It’s been 28 years since the world of Tron hit movie screens, with its dazzling special effects, arresting sound, and original sci-fi story. But as much as it resembles the sort of big action spectacle we see spawn sequels aplenty these days, the time has long passed when we would rightfully expect to see a sequel to the film.
However, in a post-Avatar world where special effects technology can make just about anything possible on-screen, a sequel to Tron became pretty much inevitable. So does it dazzle as much as the original does? Will it be remembered in decades to come as one of THE special effects movies of the early 21st century? Unfortunately no, but in a time with so much amazing special effects to be found in (mainly) Hollywood movies, you can’t really hold that against the sequel too much.
Tron: Legacy, as it’s appropriately titled, picks up almost 30 years after the original. Kevin Flynn (Jeff Bridges) has gone missing a few years after we left him in the first Tron, leaving his young son, Sam, without a father. Most people believe he’s either dead or hiding out in the world somewhere, but in actuality Kevin got trapped some two decades earlier inside “The Grid,” a computer domain he created inside his company’s mainframe. Needless to say Sam (Garrett Hedlund) goes looking for his father, ending up trapped inside the computer trying to locate his father in order to get him out once and for all.
But standing in Sam and Kevin’s way is Clu, a power-hungry computer program created by Kevin (as a replica of himself) to help him change the world. However, after betraying Kevin, Clu has spent years trying to a find a way out of The Grid and into the real world.
Now, while the special effects might not be as ground-breaking as they were in the first Tron, they are still extremely impressive. Whether that is just the simple look of the computer world itself, with its (now iconic) neon lights or seemingly unending size, to the action sequences, all of which completely convince you that this world is just as real to the people within the computer as our world is to us (of course with this type of film you have to suspend your disbelief to, well, believe in the world at hand).

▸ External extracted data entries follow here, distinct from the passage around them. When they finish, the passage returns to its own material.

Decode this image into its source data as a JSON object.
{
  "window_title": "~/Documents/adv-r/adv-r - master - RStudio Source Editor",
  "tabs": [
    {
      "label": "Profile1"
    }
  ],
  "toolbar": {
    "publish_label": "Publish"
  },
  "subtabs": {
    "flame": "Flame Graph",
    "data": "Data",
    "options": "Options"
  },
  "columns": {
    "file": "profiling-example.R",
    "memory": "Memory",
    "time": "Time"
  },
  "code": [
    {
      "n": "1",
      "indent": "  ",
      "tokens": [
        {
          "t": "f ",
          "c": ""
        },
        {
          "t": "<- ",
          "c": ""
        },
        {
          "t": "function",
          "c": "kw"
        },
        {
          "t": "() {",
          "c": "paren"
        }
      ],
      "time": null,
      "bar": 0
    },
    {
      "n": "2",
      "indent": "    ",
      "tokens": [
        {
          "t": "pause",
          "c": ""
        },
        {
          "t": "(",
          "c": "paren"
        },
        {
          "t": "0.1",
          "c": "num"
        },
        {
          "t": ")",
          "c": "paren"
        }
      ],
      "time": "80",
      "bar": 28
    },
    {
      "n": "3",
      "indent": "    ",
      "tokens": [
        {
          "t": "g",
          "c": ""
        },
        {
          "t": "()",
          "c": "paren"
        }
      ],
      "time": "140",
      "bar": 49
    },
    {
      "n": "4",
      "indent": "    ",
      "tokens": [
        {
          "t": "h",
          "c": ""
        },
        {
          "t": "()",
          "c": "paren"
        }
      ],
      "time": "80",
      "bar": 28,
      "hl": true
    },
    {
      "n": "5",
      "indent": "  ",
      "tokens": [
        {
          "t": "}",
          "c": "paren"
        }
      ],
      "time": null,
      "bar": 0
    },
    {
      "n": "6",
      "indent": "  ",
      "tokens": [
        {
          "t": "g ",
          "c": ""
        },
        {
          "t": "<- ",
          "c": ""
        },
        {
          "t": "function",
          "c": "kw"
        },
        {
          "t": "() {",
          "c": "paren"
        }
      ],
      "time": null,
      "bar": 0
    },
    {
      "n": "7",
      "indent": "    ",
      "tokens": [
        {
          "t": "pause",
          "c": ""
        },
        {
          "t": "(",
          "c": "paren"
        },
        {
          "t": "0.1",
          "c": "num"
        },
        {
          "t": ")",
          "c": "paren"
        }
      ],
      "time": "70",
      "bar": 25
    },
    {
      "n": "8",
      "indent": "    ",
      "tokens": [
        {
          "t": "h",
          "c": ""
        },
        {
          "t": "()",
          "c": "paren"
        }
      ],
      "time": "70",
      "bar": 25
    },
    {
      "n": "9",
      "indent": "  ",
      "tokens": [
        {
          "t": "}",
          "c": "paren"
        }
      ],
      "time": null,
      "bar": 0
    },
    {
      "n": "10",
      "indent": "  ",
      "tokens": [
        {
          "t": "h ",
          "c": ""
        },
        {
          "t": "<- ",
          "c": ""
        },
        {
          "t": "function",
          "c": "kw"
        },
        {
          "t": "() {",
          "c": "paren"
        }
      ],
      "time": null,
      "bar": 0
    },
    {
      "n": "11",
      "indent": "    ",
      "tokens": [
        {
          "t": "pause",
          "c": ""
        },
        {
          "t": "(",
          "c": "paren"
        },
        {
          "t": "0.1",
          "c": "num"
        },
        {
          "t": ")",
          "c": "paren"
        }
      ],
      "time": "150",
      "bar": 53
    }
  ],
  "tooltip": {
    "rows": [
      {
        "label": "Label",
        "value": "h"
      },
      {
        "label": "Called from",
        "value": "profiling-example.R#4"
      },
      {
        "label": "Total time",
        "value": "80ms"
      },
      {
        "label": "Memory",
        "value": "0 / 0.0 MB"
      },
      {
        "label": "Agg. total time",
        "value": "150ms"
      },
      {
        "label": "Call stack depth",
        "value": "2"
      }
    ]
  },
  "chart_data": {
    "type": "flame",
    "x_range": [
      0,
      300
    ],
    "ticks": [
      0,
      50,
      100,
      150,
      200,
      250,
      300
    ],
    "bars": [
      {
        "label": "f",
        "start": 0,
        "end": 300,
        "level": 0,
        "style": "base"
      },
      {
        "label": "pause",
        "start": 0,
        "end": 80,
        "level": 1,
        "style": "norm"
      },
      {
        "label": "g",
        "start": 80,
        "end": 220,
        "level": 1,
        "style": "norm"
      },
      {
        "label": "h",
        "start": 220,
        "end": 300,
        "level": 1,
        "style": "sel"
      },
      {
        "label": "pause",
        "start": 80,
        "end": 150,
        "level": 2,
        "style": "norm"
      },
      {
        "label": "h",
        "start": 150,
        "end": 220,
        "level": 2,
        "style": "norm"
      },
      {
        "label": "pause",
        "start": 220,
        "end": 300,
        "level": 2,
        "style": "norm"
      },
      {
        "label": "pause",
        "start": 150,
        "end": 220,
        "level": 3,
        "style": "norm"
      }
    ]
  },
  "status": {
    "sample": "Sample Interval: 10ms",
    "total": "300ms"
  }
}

The action sequences are where most of the enjoyment of the film comes from, and there are a few which stand out as highlights including a battle involving the “Players” throwing their “battle discs” to an air battle involving special battle ships. But the absolute highlight action sequence of the film and a contender for “scene of the year” is the Light Cycle battle, in which director Joseph Kosinski manages to pay great homage to the style of the original while putting a fresh spin on things. For instance, the bikes and arena generally look and feel the same but, instead of going in rigid straight lines, the movements of the bikes are much more fluid. At the very least Tron: Legacy provides some often jaw-dropping action sequences to impress you visually, even if there’s not much going on in the story or script department.
Speaking of which, the sequel is let down severely by its lacklustre story and poor script. Even the generic, “make it about anything and people won’t really care” story could even be overlooked if the dialogue wasn’t so cheesy and forced. To name just one example, there’s a scene in which Olivia Wilde’s Quorra (who’s just there to be eye-candy and little more) asks Sam what the sun is like. Sam replies that it’s, “Big, bright, beautiful.” A logical question for a computer program longing to see the real world but the whole scene, and many others like it, is almost painful to watch.
A special mention needs to go to the musical score, composed by the ever-cool Daft Punk. If there’s a musical artist and movie which are a more suited pairing than Daft Punk and Tron, I can’t think of them. Their score is powerful, exciting, memorable, and overall perfectly encapsulates what Tron: Legacy is all about.
The film has been touted as one of the 3D films to see in theatres. Is the 3D really that good? Not really. Yes, it’s impressively done and certainly an example of how a film should utilize the in-vogue technology, i.e. use it to immerse the audience in the world not distract them with things flying out of the screen at them every five seconds. But at the same time you don’t absolutely need to see the film in 3D as the visuals can still be enjoyed in regular old 2D as well.
When Tron: Legacy is going at full speed with its sleek and polished visual effects, blaring musical score, and exciting action sequences, it’s one of the most fun movies of this past year. However, it’s when all the bright lights and noise stops and the story and/or dialogue comes into play that everything comes crashing down. Still the glaring faults aren’t enough to derail the film completely. This is definitely not as memorable as the original Tron in terms of special effects (although it’s rare that that can even happen at all these days) but more than worth seeing nonetheless.